O Brasil não tem capacidade fiscal para acompanhar os esforços dos Estados Unidos da América, da União Europeia e da China na implementação de políticas industriais verdes que mobilizam enormes recursos em subsídios tributários e creditícios. Além de maior capacidade fiscal, as economias das principais potências do planeta contam com setores industriais tecnologicamente mais avançados e competitivos. 

Isso significa que elas têm melhores condições para, ao mesmo tempo, avançar na descarbonização de suas economias e fazer com que suas indústrias disputem a liderança na criação de novos bens e serviços capazes de reduzir a emissão de gases de efeito estufa. O desafio é grande, mas as oportunidades e os estímulos para aproveitá-las são ainda maiores. 

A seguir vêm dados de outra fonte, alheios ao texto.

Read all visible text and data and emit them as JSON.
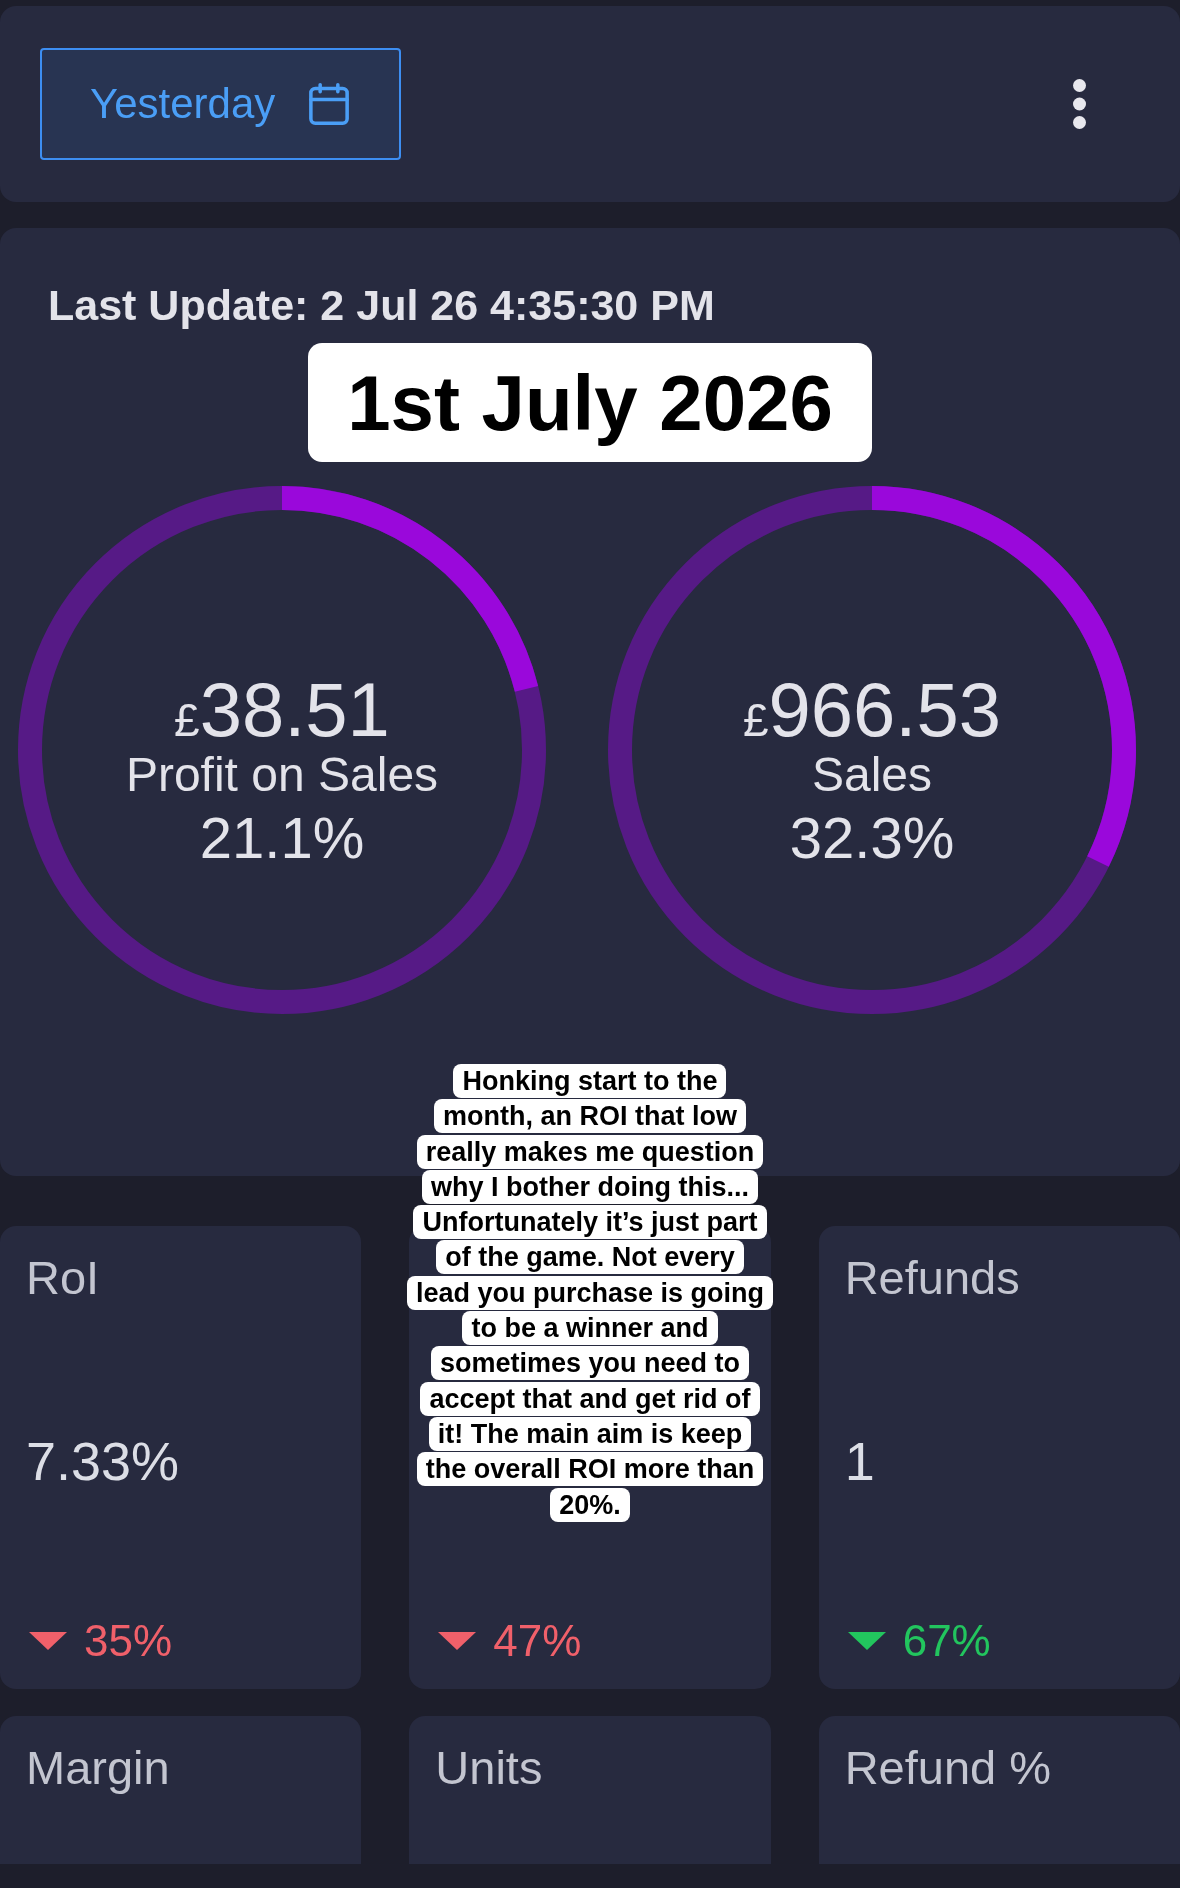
{
  "toolbar": {
    "date_button": {
      "label": "Yesterday"
    }
  },
  "summary": {
    "last_update": "Last Update: 2 Jul 26 4:35:30 PM",
    "gauges": [
      {
        "currency": "£",
        "amount": "38.51",
        "label": "Profit on Sales",
        "percent": "21.1%",
        "level": 0.211
      },
      {
        "currency": "£",
        "amount": "966.53",
        "label": "Sales",
        "percent": "32.3%",
        "level": 0.323
      }
    ]
  },
  "stats": [
    {
      "label": "RoI",
      "value": "7.33%",
      "change": {
        "kind": "down",
        "text": "35%",
        "color": "#f0606a"
      }
    },
    {
      "change": {
        "kind": "down",
        "text": "47%",
        "color": "#f0606a"
      }
    },
    {
      "label": "Refunds",
      "value": "1",
      "change": {
        "kind": "down",
        "text": "67%",
        "color": "#22c55e"
      }
    },
    {
      "label": "Margin"
    },
    {
      "label": "Units"
    },
    {
      "label": "Refund %"
    }
  ],
  "overlays": {
    "date_caption": "1st July 2026",
    "commentary": "Honking start to the\nmonth, an ROI that low\nreally makes me question\nwhy I bother doing this...\nUnfortunately it’s just part\nof the game. Not every\nlead you purchase is going\nto be a winner and\nsometimes you need to\naccept that and get rid of\nit! The main aim is keep\nthe overall ROI more than\n20%."
  }
}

Na corrida da descarbonização, o Brasil não larga no pelotão da frente, nem dispõe de condições fiscais e tecnológicas para almejar a liderança. Aqui, ao contrário do que ocorre nos países industrializados, a indústria não está entre as principais fontes de emissão de gases de efeito estufa, mas não poderá se esquivar do desafio, sob pena de perder acesso a mercados externos. 

A União Europeia já adotou um imposto sobre o carbono emitido na produção das importações destinadas ao mercado europeu. O chamado Carbon Border Adjustment Mechanism entrará em vigor definitivamente a partir de 2026. A tendência é que mecanismos semelhantes sejam adotados por outras grandes economias.

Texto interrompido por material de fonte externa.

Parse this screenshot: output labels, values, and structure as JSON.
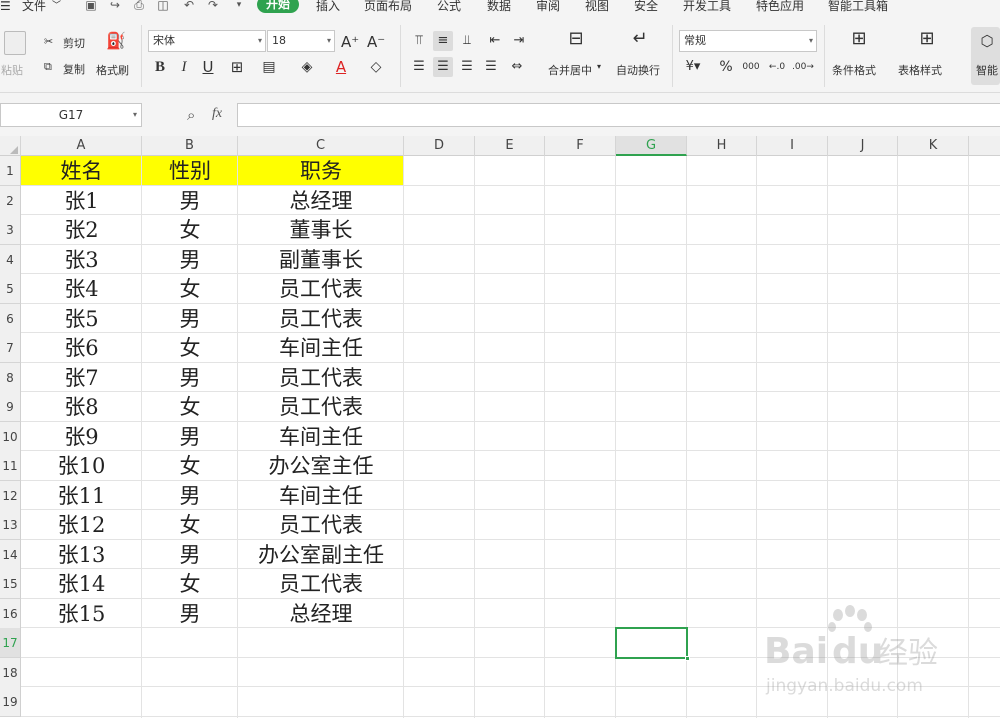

Além disso, internamente, a indústria terá de se adaptar ao Sistema Brasileiro de Emissões de Gases de Efeito Estufa, que deverá entrar em vigor em cerca de três anos, a contar da aprovação do projeto de lei que regula o mercado brasileiro de carbono, que retorna agora à Câmara para ajustes finais.    

Para o Brasil é mais difícil compatibilizar os objetivos de avançar na descarbonização da indústria e promover a produção doméstica de bens e serviços verdes. “A tentativa de produzir internamente uma ampla gama desses bens e serviços, mediante subsídios e proteção tarifária, além de agravar desequilíbrios macroeconômicos, imporia custos excessivos às empresas, dificultando a adoção de produtos e processos redutores da emissão de gases de efeito estufa”, disse Pedro da Motta Veiga, diretor do Centro de Estudos sobre Desenvolvimento e Integração (CINDES).

Apontar limites e reconhecer restrições, porém, não deve inibir a identificação e aproveitamento de oportunidades para revitalizar a indústria brasileira na esteira da descarbonização. Políticas industriais verdes fazem sentido nesse contexto, mas não podemos repetir erros do passado. “Uma política industrial verde com a mentalidade do desenvolvimentismo tradicional está fadada ao fracasso”, disse Veiga. 

Estas foram as principais conclusões deste webinar que marcou o lançamento de três papers sobre políticas industriais verdes produzidos pela Fundação Fernando Henrique Cardoso e o CINDES, com apoio da Federação das Indústrias do Estado de São Paulo (FIESP). 

Elas devem ser seletivas e concentradas onde já existam recursos humanos, tecnológicos e capacidade competitiva revelada, medida pela participação em mercados externos relevantes.

Governo busca alavancar recursos privados junto com investimentos públicos

Carolina Grottera, diretora de programa na Secretaria Executiva do Ministério da Fazenda, uma das responsáveis pelo Plano de Transformação Ecológica do governo federal, reconheceu as restrições fiscais, mas enfatizou a disponibilidade de recursos privados nacionais, mas sobretudo internacionais, para investimentos em projetos ligados à transição energética, agricultura de baixo carbono, bioeconomia, economia circular etc. 

Com o objetivo de mobilizar e canalizar recursos de investidores internacionais e bancos multilaterais, ressaltou Grottera, o governo lançou o programa Ecoinvest. Entre outras formas de apoio ao investimento verde, há uma linha de empréstimos para dar proteção cambial ao investidor disposto a financiar projetos importantes para a sustentabilidade ecológica e ambiental. 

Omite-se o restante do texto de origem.